Beyond Playa Hotels and Resorts’ ocean views, accommodating staff, and luxurious rooms is an executive team comprised of six people. One of them is Playa’s energetic general counsel, David Camhi.
Despite having only worked three years for Playa, Camhi has been a key player in the success and expansion of the resort chain. The born-and-raised Colombian attributes his success to a strong work ethic. “As a foreigner, I had to work especially hard to compete with everyone else.” He admits to having devoted time to work in an addictive fashion.
Finding the right outlet for that work ethic wasn’t always clear to Camhi. He never considered a career in the legal field until his father persuaded him to give law school a chance. “Growing up I thought I wanted to become an engineer,” says Camhi. “I loved creating things, and I was good with numbers.” His father had always wanted to be a lawyer but never had the opportunity to attend law school.

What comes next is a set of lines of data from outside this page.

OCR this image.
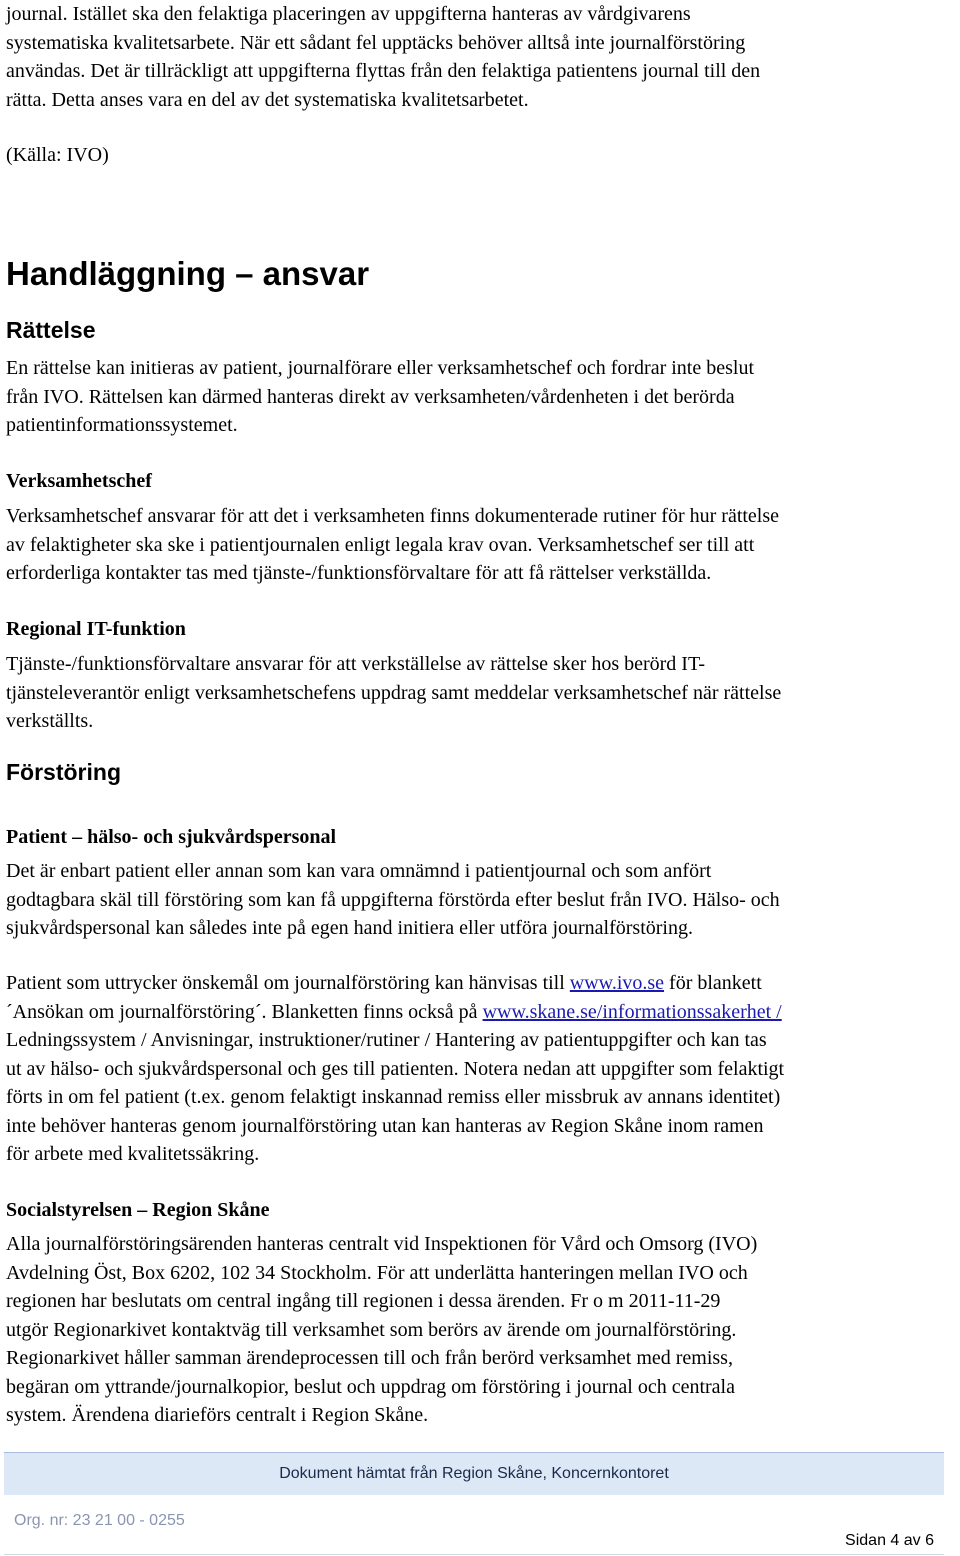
journal. Istället ska den felaktiga placeringen av uppgifterna hanteras av vårdgivarens

systematiska kvalitetsarbete. När ett sådant fel upptäcks behöver alltså inte journalförstöring

användas. Det är tillräckligt att uppgifterna flyttas från den felaktiga patientens journal till den

rätta. Detta anses vara en del av det systematiska kvalitetsarbetet.

(Källa: IVO)

Handläggning – ansvar
Rättelse

En rättelse kan initieras av patient, journalförare eller verksamhetschef och fordrar inte beslut

från IVO. Rättelsen kan därmed hanteras direkt av verksamheten/vårdenheten i det berörda

patientinformationssystemet.

Verksamhetschef

Verksamhetschef ansvarar för att det i verksamheten finns dokumenterade rutiner för hur rättelse

av felaktigheter ska ske i patientjournalen enligt legala krav ovan. Verksamhetschef ser till att

erforderliga kontakter tas med tjänste-/funktionsförvaltare för att få rättelser verkställda.

Regional IT-funktion

Tjänste-/funktionsförvaltare ansvarar för att verkställelse av rättelse sker hos berörd IT-

tjänsteleverantör enligt verksamhetschefens uppdrag samt meddelar verksamhetschef när rättelse

verkställts.

Förstöring
Patient – hälso- och sjukvårdspersonal

Det är enbart patient eller annan som kan vara omnämnd i patientjournal och som anfört

godtagbara skäl till förstöring som kan få uppgifterna förstörda efter beslut från IVO. Hälso- och

sjukvårdspersonal kan således inte på egen hand initiera eller utföra journalförstöring.

Patient som uttrycker önskemål om journalförstöring kan hänvisas till www.ivo.se för blankett

´Ansökan om journalförstöring´. Blanketten finns också på www.skane.se/informationssakerhet /

Ledningssystem / Anvisningar, instruktioner/rutiner / Hantering av patientuppgifter och kan tas

ut av hälso- och sjukvårdspersonal och ges till patienten. Notera nedan att uppgifter som felaktigt

förts in om fel patient (t.ex. genom felaktigt inskannad remiss eller missbruk av annans identitet)

inte behöver hanteras genom journalförstöring utan kan hanteras av Region Skåne inom ramen

för arbete med kvalitetssäkring.

Socialstyrelsen – Region Skåne

Alla journalförstöringsärenden hanteras centralt vid Inspektionen för Vård och Omsorg (IVO)

Avdelning Öst, Box 6202, 102 34 Stockholm. För att underlätta hanteringen mellan IVO och

regionen har beslutats om central ingång till regionen i dessa ärenden. Fr o m 2011-11-29

utgör Regionarkivet kontaktväg till verksamhet som berörs av ärende om journalförstöring.

Regionarkivet håller samman ärendeprocessen till och från berörd verksamhet med remiss,

begäran om yttrande/journalkopior, beslut och uppdrag om förstöring i journal och centrala

system. Ärendena diarieförs centralt i Region Skåne.

Dokument hämtat från Region Skåne, Koncernkontoret
Org. nr: 23 21 00 - 0255
Sidan 4 av 6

Camhi took his advice and attended the Universidad de Los Andes in Bogotá, Colombia. At the start of his career, though, he still wasn’t convinced it was the right decision. “I started out in tax law, and I didn’t particularly care for it, but it was a blessing in disguise,” he says.

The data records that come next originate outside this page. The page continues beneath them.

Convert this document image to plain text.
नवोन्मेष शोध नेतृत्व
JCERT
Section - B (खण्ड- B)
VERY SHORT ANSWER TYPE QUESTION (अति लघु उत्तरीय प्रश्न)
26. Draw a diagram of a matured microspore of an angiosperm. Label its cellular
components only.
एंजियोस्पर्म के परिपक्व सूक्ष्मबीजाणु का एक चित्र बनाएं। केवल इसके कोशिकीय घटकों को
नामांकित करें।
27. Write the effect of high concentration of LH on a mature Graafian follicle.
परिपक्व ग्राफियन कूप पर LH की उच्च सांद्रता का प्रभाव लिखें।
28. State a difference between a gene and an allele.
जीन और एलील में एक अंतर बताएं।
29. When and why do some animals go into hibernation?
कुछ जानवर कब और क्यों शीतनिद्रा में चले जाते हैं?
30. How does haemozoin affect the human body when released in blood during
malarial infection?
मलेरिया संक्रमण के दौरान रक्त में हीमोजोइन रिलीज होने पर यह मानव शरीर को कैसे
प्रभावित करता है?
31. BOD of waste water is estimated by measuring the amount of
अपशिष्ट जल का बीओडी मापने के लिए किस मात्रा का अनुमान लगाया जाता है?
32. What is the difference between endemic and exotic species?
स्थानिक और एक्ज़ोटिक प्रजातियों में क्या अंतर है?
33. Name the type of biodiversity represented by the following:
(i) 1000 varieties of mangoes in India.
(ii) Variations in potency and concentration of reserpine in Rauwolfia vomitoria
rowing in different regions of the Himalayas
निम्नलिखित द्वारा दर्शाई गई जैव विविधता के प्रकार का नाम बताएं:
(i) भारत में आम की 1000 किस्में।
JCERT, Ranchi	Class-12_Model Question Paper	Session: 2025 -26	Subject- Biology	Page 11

By the late ‘90s, Colombia’s political issues and economic turmoil put Camhi’s career at a crossroads. The country was going through a deep recession, and friends and family were leaving. Camhi couldn’t simply pick up and go; the problem with practicing law is that you must be licensed in a particular country. He decided the best decision was to go back to school. He had a knack for working with numbers and handling accounting issues, so in 2000, he received his master’s in finance from the Colegio de Estudios Superiores de Administración and his master’s in law from Cornell University.
He then took a job in New York with Sidley Austin, handling a bulk of the firm’s Colombian clients. What was supposed to be a year-long foreign associate engagement turned into three years with the law firm. As successful as Camhi was at Sidley Austin, he encountered for the first time what his wife calls the “three-year curse.”
“Every three years I moved to a different city or country, usually as a result of finding a new job,” Camhi says. His restless nature explains his experience with different companies in so many cities and countries (including Colombia, New York, Mexico City, and Miami) and his current position at Playa Hotels and Resorts just outside Washington, DC.
Camhi has defeated the so-called curse at Playa, a fact he attributes to the hospitality industry being so dynamic. Someone is always selling, buying, and renovating, which means there will always be new, interesting, and challenging transactions to work on. He is involved with the structural and contractual aspects of the company’s transactions involving current and future hotels and managing his direct reports and outside counsel.
Camhi works with an in-house team of 8 attorneys and 10 outside counsel. His standards for his internal and external team are high, and he has worked with several of his outside counsel in the past, trusting they can provide quality work. “A relationship with a law firm is all about trust,” he says. “You need to be familiar with their efficiency and know they will charge you fairly, and they need to trust that you will be a loyal client.”
As general counsel, Camhi divides his time between providing legal counsel to his internal clients at Playa and being a member of the executive team, which was a struggle for him at first. “When you’re an outside lawyer working with a firm, you present the options and risks to the client, and sometimes you don’t even know what the company ends up deciding on,” he says. “But when you are an in-house lawyer you need to think as a part of the company, make decisions, take risks, and live with the consequences.” Camhi teaches his team of attorneys not to think simply as legal technicians but as true businesspeople with the ability to balance risk aversion and the needs of the company.
Beyond having business agility, Camhi attributes much of his success in the United States to his background. With the increasing number of Hispanic consumers in the United States, companies are trying to cater to this emerging class. Camhi says it is something that should be taken advantage of by younger Hispanics entering the workforce.
He admits that being bilingual is a quality he plays up in the business arena. “Don’t try to hide your origin, embrace it.” Camhi advises. The job market and environment have changed in the last 15 years. There is a much more level playing field for Latin American executives. Camhi stresses, “Immigrants like me should take advantage of any experience wherever it is gained.”
Editor’s Note: At press time, David Camhi informed Hispanic Executive editors that he would be relocated to South Florida with Playa Hotels and Resorts after a little over three years in the Washington, DC metro area. In his update, Camhi joked, “the three-year curse is only partially broken. The difference this time is that the relocation is with the same company.”